The rain it raineth all around
upon the just and unjust fella
but chiefly on the just because
the unjust stole the just's umbrella

And for good measure, I give you the poem I put together when I should have been working on my manuscript.

Kate eats cakes quickly
but sweets slowly,
and I eat plum jam
because I can

What's your best poem of the day?

Sunday, 8 February 2015


A friend asked me the other day if I wrote any poetry. I took a poetry class a few years ago, and the teacher advised us in the well-mangled epithet to "write what you know," so I spent most of the time submitting poems about dragons. I branched out once and wrote a sestina about whales. While I would love for my work to be validated by a recognized poetry journal, I had a hard time finding one with a category dedicated to earth's great flying mammals. 

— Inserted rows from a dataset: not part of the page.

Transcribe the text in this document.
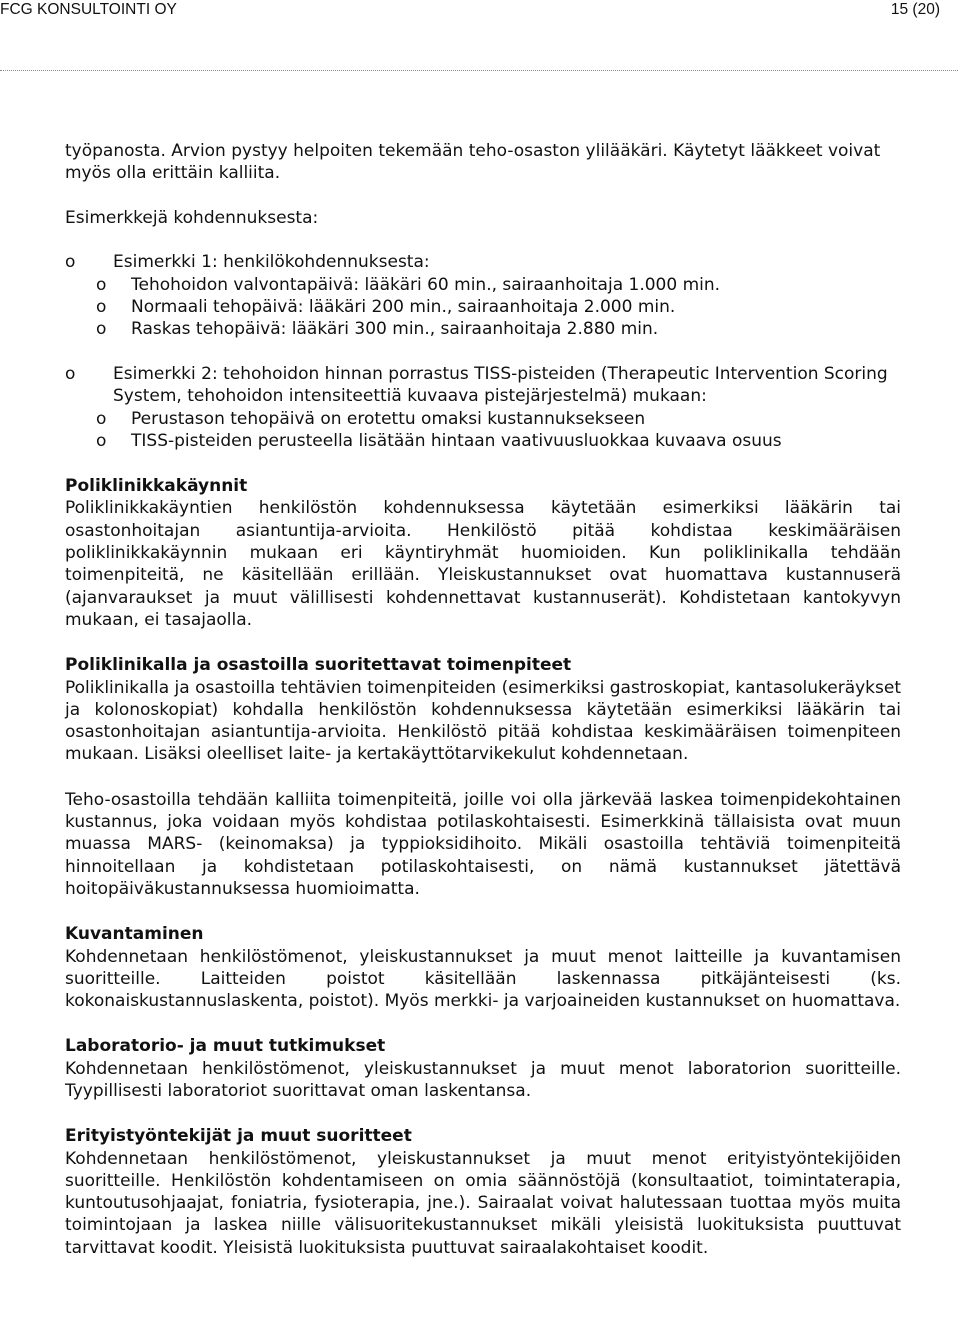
FCG KONSULTOINTI OY	15 (20)

työpanosta. Arvion pystyy helpoiten tekemään teho-osaston ylilääkäri. Käytetyt lääkkeet voivat myös olla erittäin kalliita.

Esimerkkejä kohdennuksesta:

o Esimerkki 1: henkilökohdennuksesta:
o Tehohoidon valvontapäivä: lääkäri 60 min., sairaanhoitaja 1.000 min.
o Normaali tehopäivä: lääkäri 200 min., sairaanhoitaja 2.000 min.
o Raskas tehopäivä: lääkäri 300 min., sairaanhoitaja 2.880 min.
o Esimerkki 2: tehohoidon hinnan porrastus TISS-pisteiden (Therapeutic Intervention Scoring System, tehohoidon intensiteettiä kuvaava pistejärjestelmä) mukaan:
o Perustason tehopäivä on erotettu omaksi kustannuksekseen
o TISS-pisteiden perusteella lisätään hintaan vaativuusluokkaa kuvaava osuus

Poliklinikkakäynnit

Poliklinikkakäyntien henkilöstön kohdennuksessa käytetään esimerkiksi lääkärin tai osastonhoitajan asiantuntija-arvioita. Henkilöstö pitää kohdistaa keskimääräisen poliklinikkakäynnin mukaan eri käyntiryhmät huomioiden. Kun poliklinikalla tehdään toimenpiteitä, ne käsitellään erillään. Yleiskustannukset ovat huomattava kustannuserä (ajanvaraukset ja muut välillisesti kohdennettavat kustannuserät). Kohdistetaan kantokyvyn mukaan, ei tasajaolla.

Poliklinikalla ja osastoilla suoritettavat toimenpiteet

Poliklinikalla ja osastoilla tehtävien toimenpiteiden (esimerkiksi gastroskopiat, kantasolukeräykset ja kolonoskopiat) kohdalla henkilöstön kohdennuksessa käytetään esimerkiksi lääkärin tai osastonhoitajan asiantuntija-arvioita. Henkilöstö pitää kohdistaa keskimääräisen toimenpiteen mukaan. Lisäksi oleelliset laite- ja kertakäyttötarvikekulut kohdennetaan.

Teho-osastoilla tehdään kalliita toimenpiteitä, joille voi olla järkevää laskea toimenpidekohtainen kustannus, joka voidaan myös kohdistaa potilaskohtaisesti. Esimerkkinä tällaisista ovat muun muassa MARS- (keinomaksa) ja typpioksidihoito. Mikäli osastoilla tehtäviä toimenpiteitä hinnoitellaan ja kohdistetaan potilaskohtaisesti, on nämä kustannukset jätettävä hoitopäiväkustannuksessa huomioimatta.

Kuvantaminen

Kohdennetaan henkilöstömenot, yleiskustannukset ja muut menot laitteille ja kuvantamisen suoritteille. Laitteiden poistot käsitellään laskennassa pitkäjänteisesti (ks. kokonaiskustannuslaskenta, poistot). Myös merkki- ja varjoaineiden kustannukset on huomattava.

Laboratorio- ja muut tutkimukset

Kohdennetaan henkilöstömenot, yleiskustannukset ja muut menot laboratorion suoritteille. Tyypillisesti laboratoriot suorittavat oman laskentansa.

Erityistyöntekijät ja muut suoritteet

Kohdennetaan henkilöstömenot, yleiskustannukset ja muut menot erityistyöntekijöiden suoritteille. Henkilöstön kohdentamiseen on omia säännöstöjä (konsultaatiot, toimintaterapia, kuntoutusohjaajat, foniatria, fysioterapia, jne.). Sairaalat voivat halutessaan tuottaa myös muita toimintojaan ja laskea niille välisuoritekustannukset mikäli yleisistä luokituksista puuttuvat tarvittavat koodit. Yleisistä luokituksista puuttuvat sairaalakohtaiset koodit.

It was the day that hung in perfect agony under
the heavens, and the sun sank its claws into the plains and cast
an unfamiliar light into the world; the birds fell silent in the red.
The earth, arrested in its turning, trembled at the sudden sound
of wing-beats in the east—the dark and dreaded sky-whales
had returned to face the dragons and mock them in their keep,

and now they numbered endless on the horizon, all eager to keep
pace with their gold-gilded leaders, sworn into allegiance under
oaths strictly taken at the Great Gathering in the north to sound
the depths of their devotion to the tribe. They flew, minds overcast
by tight tremors of war—silent, swaying, brine-crusted war-whales,
strapped with silver helmets, delicately hammered with scrolls; red

war-paint around their eyes and down their curving spines; more red
around each fluke, drawn in twisting loops and circles, to keep
with old traditions. Blowholes, too, were marked on each whale,
according to their rank, and pressed ‘round with gold. And under
each fin, leather lashed a metal strip onto its edge, a shield cast
in the hot mountain-fires of the north. A hollow, steady sound

beat out across the land; whale-tongues clicked, a martial sound
that throbbed inside their hollow bodies, pulsing, a red
drumming that echoed through the air. The smallest ones, cast
in doubt by their small size,  were made to earn their keep
in other ways. They bore the banners, belted tightly under
their bellies, and held the flags—a crimson whale

emblazoned on a golden cloth.  As they approached, a wail
rose up from among the mountains, a terrifying sound
that lifted from the land’s bourne like a ghost under
the beat of the war-drums. A winged serpent, red
and silver scaled, rose up—a lowly guard, ordered to keep
watch over their borderlands, hissed and quickly cast

his eyes out to the sea; his wings beat fast, and he cast
away his post and darted back towards the mount. The whales
soared over the spray of the ocean, stilling their ranks to keep
to their call. In unison, they swooped low to cross the sound,
glittering in the sun, a low murmur with every stroke of their red-
stained wings—the stillness before the storm, the under-

tow beneath the waves. The keep was emptied; the dragons cast
themselves up, a surge from underneath the earth, up, up against the whales.
Thunder deafened the air—a great sound—and the blood ran red.

Have your dragon poems been overlooked too, fragile poet? 
Send them to me and we can rejoice together.